# London Tap Water, EI and Magnesium



## greenink (2 Aug 2011)

Am confused about whether I need to add Magnesium Sulphate to an EI dose if I live in London.

Thames Water's quality report for my area is here. They give a minimum of 18.9 ppm of Nitrate NO3, but nothing I can see for Potassium K or Magnesium Mg.

Judging by this, it seems I could cut the NO3 dose in my EI calculation considerably. Is this right?

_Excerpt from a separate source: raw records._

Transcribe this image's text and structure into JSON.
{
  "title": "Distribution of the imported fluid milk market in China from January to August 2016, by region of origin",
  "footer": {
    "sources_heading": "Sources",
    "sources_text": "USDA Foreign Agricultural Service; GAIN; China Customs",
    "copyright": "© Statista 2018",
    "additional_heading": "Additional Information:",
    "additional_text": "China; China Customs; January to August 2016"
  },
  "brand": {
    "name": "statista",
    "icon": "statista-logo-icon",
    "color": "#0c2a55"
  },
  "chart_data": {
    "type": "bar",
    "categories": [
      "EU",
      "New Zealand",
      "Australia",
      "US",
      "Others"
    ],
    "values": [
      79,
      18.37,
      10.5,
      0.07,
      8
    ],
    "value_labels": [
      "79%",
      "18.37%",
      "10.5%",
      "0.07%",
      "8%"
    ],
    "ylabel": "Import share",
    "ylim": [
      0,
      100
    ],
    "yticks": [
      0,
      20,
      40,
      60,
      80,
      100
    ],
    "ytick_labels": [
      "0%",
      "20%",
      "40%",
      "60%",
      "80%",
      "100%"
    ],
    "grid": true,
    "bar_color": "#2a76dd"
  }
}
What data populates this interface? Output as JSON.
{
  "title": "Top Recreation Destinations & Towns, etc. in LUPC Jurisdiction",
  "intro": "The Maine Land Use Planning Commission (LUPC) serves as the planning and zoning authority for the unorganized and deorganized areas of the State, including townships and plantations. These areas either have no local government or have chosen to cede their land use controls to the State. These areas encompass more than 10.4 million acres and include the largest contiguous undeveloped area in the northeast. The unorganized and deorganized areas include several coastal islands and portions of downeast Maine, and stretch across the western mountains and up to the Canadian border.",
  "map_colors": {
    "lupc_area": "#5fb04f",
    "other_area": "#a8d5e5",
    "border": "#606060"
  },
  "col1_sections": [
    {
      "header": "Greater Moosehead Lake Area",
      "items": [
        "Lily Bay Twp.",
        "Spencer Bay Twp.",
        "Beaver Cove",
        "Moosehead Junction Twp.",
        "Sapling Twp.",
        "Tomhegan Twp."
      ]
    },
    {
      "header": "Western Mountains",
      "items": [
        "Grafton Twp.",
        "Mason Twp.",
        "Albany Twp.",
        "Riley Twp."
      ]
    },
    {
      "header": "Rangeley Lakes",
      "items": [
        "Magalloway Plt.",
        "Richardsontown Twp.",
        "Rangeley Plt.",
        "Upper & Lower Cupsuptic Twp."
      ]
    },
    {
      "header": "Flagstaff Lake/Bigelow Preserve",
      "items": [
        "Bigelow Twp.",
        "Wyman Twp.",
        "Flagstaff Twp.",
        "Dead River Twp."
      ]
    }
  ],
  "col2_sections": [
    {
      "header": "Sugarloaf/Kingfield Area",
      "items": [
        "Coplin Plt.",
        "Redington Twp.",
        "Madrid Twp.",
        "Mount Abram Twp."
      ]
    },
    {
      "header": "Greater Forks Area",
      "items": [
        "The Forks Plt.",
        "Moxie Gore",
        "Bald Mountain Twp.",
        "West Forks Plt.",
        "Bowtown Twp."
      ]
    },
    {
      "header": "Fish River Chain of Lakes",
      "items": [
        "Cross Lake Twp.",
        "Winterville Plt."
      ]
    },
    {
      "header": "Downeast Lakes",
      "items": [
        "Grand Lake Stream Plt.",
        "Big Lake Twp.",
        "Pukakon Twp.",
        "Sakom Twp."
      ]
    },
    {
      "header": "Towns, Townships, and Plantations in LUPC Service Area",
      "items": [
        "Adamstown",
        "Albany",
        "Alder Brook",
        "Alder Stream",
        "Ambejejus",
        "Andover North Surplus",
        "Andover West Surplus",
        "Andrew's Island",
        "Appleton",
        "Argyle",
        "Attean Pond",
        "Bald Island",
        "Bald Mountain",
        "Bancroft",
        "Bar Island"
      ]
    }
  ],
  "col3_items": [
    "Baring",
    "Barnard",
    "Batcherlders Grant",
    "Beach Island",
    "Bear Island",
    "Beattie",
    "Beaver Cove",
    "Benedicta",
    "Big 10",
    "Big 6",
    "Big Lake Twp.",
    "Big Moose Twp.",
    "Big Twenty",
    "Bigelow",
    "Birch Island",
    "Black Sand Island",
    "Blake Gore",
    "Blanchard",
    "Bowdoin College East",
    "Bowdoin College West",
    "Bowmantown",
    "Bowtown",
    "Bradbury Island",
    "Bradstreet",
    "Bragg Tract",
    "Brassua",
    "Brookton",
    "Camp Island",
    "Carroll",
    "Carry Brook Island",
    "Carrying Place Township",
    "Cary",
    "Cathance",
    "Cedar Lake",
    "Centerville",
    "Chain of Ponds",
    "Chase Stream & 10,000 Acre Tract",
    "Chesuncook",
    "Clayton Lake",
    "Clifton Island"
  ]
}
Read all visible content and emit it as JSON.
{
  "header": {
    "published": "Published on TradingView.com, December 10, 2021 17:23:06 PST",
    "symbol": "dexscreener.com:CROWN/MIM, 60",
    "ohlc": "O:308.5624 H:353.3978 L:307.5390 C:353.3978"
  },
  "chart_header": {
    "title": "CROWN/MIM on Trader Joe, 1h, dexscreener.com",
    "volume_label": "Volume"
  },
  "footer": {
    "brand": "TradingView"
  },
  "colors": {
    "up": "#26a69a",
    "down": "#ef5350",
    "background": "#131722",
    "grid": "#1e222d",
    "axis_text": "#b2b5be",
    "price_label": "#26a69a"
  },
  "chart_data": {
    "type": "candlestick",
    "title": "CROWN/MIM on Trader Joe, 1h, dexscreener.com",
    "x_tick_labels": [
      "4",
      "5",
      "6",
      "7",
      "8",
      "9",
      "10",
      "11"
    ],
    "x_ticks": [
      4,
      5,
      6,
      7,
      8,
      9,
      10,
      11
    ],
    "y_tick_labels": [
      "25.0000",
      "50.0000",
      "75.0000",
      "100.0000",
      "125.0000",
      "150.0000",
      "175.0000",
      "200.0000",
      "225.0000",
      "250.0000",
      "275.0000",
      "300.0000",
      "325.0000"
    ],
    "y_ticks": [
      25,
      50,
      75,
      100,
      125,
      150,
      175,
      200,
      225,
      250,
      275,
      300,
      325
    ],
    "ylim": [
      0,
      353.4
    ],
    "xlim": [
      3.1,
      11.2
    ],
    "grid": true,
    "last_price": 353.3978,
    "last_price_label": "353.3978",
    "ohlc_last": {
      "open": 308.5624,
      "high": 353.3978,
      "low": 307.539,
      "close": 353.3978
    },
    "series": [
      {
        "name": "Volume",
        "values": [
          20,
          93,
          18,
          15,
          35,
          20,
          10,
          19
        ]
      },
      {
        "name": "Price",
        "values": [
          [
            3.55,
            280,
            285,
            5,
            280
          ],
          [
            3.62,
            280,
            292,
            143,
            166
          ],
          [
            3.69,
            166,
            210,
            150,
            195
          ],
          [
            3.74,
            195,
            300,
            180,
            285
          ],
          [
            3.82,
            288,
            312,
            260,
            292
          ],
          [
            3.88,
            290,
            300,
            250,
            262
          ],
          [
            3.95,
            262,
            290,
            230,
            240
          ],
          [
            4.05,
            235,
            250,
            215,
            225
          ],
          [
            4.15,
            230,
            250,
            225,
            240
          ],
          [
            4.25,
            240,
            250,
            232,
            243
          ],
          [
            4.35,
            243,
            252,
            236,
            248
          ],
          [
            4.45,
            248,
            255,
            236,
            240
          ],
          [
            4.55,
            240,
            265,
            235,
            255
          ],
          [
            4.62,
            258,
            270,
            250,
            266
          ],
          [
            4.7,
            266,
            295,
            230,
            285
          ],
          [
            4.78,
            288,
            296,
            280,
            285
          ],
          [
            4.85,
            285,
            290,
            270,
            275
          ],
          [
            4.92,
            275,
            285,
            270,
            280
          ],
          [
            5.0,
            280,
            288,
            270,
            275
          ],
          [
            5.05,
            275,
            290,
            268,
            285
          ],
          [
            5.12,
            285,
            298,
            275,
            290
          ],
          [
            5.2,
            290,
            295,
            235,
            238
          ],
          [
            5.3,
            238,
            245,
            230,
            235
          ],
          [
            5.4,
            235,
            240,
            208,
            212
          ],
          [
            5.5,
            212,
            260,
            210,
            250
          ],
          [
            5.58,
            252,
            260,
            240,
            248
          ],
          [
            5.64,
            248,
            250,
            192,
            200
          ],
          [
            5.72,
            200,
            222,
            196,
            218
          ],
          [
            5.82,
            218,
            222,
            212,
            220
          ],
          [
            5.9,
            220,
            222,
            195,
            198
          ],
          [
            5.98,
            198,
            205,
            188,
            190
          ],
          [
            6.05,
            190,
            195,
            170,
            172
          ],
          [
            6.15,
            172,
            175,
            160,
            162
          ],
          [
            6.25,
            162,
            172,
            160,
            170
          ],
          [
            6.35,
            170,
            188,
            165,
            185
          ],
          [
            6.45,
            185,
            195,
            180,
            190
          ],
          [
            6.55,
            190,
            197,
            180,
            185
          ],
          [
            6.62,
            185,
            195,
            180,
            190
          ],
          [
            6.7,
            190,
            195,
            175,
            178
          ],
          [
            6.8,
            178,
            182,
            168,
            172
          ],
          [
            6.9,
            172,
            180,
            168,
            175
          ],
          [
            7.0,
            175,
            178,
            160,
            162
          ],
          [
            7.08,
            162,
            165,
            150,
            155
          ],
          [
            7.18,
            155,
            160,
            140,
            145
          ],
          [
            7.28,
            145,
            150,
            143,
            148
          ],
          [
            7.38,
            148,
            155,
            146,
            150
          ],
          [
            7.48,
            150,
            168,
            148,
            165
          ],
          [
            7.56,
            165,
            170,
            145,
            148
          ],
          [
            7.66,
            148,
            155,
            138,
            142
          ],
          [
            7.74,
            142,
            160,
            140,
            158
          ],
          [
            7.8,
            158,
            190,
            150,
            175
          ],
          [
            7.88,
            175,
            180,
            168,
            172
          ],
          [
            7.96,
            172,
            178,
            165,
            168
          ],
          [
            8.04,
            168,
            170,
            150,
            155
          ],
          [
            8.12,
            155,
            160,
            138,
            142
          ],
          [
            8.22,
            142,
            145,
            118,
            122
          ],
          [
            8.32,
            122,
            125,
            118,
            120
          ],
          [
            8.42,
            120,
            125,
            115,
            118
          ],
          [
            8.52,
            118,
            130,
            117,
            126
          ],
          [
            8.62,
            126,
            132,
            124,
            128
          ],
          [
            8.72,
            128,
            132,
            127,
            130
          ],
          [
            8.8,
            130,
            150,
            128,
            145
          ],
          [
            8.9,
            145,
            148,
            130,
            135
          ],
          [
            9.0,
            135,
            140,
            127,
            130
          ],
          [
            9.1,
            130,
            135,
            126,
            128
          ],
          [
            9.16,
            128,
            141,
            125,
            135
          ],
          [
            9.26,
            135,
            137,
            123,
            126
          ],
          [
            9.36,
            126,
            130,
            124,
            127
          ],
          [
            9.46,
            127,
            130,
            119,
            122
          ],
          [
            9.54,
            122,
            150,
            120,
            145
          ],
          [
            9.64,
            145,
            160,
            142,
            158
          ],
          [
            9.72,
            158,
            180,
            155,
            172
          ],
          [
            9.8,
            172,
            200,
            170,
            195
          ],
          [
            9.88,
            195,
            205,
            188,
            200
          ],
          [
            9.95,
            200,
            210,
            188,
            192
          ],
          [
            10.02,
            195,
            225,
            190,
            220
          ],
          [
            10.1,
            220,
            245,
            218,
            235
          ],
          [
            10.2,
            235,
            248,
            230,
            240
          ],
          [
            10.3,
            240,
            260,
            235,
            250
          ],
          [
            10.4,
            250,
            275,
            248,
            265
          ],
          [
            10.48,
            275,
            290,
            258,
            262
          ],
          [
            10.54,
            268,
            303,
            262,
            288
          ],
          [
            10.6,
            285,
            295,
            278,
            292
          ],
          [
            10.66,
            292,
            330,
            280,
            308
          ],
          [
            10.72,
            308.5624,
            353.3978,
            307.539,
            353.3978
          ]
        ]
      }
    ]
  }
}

I've also read that hard water has a high concentration of Magnesium. Since this is very hard water (CaCO3 is 285 ppm), is the Magnesium also likely to be high enough not to dose Magnesium Sulphate in the mix? What level should I dose this at?

Does anyone know?


----------



## ceg4048 (2 Aug 2011)

Hi Mike,
               I strongly advise to banish any thoughts of lowering NPK values until the tank itself proves to you that lowering the dosage is acceptable. When it comes to NPK the municipal water report means absolutely nothing unless the workers in white lab coats took their sample directly from your tap.

When it come to micronutrients we can be a little bit more lenient, however, unless the specific Mg value is listed then you have no idea whatsoever how much Mg you actually have. the CaCO3 value of 285 tells you nothing about how much Magnesium is in the water. It could be high, medium or even zero. Again, because Mg is one of the more critical elements it is not a good idea to just assume that everything is OK. 

Unless you intend to breed softwater fish I see no reason whatsoever to be in a rush to reduce nutrient dosing. You should ignore the water report, dose the baseline values and see how the tank responds. Then you can make the adjustments from there. Only The Matrix teaches us to employ low nutrient values as a default assumption. Those of us in The Real World know that it always better to start high and to reduce the dosing as required. This is a much easier path to success.

Cheers,


----------



## greenink (2 Aug 2011)

Thanks - much appreciated. Was surprised quite a lot by the variance in the tap water samples they measure: NO3 is triple the amount in some samples....

Am going with your doses - will track progress in the journal. (And thanks for writing the original articles and various posts in such a clear way - they've certainly helped me a lot).


----------



## greenink (9 Aug 2011)

For anyone interested in the K and Mg levels in Thames Water, they've just got back to me:

"Potassium and magnesium are not regulatory parameters i.e our water quality regulator (Drinking Water Inspectorate) do not require us to check the levels of these, so there are not much data to check.  However, there are some historic operational sample results from the supplying water treatment works (and concentrations are unlikely to change in distribution).

Potassium concentration (in parts per million): minimum= 4.6, average= 6.6

Magnesium concentration (in parts per million): minimum= 5.0, average= 5.5

2) Minimum iron for the area is less than 1 part per billion, average iron is 6.3 parts per billion."

So in theory could cut back on the Mg Sulphate quite a bit in the EI regime. But perhaps not yet.....


----------